|Pivotal Cloud Foundry® Ops Metrics||1.6.x|
Trying to connect to the Java Management Extensions (JMX) Bridge results in handshake failures.
The Ops Metrics/JMX Bridge is configured to only support TLS 1.2 and the TLS_ECDHE_RSA_WITH_AES_128_GCM_SHA256 cipher. If you are connecting with a client that does not support TLS 1.2 or the TLS_ECDHE_RSA_WITH_AES_128_GCM_SHA256 cipher, then the connection will fail. This will happen if you are using Java 7.
The TLS version and cipher used by Ops Metrics/JMX Bridge requires the client to use Java 1.8 or newer.

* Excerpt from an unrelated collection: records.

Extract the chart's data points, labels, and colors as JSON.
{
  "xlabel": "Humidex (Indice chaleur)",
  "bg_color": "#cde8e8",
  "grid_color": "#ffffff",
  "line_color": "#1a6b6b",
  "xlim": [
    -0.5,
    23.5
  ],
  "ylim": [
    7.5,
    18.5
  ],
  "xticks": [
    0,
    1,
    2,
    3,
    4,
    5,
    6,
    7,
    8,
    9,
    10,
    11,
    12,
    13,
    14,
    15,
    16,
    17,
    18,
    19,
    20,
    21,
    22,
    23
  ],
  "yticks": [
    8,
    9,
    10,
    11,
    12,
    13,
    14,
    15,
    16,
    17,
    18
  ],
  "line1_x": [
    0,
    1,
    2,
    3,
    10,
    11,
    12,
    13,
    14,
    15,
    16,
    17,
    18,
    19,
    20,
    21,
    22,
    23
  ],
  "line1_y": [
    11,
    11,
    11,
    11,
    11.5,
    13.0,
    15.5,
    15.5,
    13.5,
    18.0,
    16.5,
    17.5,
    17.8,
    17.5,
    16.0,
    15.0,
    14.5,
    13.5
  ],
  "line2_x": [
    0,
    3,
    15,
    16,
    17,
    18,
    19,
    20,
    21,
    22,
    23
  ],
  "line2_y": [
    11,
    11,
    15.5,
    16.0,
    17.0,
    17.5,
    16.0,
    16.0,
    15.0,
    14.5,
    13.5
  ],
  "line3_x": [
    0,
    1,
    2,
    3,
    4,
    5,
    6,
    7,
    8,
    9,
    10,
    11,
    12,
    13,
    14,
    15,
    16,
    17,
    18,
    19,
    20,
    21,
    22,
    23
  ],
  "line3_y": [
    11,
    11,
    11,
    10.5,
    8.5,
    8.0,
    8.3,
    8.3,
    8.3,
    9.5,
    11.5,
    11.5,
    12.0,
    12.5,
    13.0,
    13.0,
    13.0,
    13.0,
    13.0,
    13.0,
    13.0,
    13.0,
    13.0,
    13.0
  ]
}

Upgrade to the latest version of Java 1.8 on the client machine and check if that helps to resolve the issue.
If upgrading does not work, add "–J-Djava.net.debug=ssl,handshake" as a Java Version Manager (JVM) option when you start "jconsole" and review the output. This will show details about how the JVM is connecting and performing the handshake. If this information is not sufficient to resolve the problem, please open a ticket with support and include this output from the JVM.
The TLS version and cipher information included here is accurate at the time of the writing of this article. The TLS version and cipher may change as security requirements change. Looking at the output from "jconsole" with the additional argument listed above will show more specific and accurate details for your environment.
When troubleshooting, please note that using any protocol other than what is supported will result in the connection being terminated immediately. For example, if using "openssl s_client" to test the connection, make sure that the ClientHello only has supported ProtocolVersions.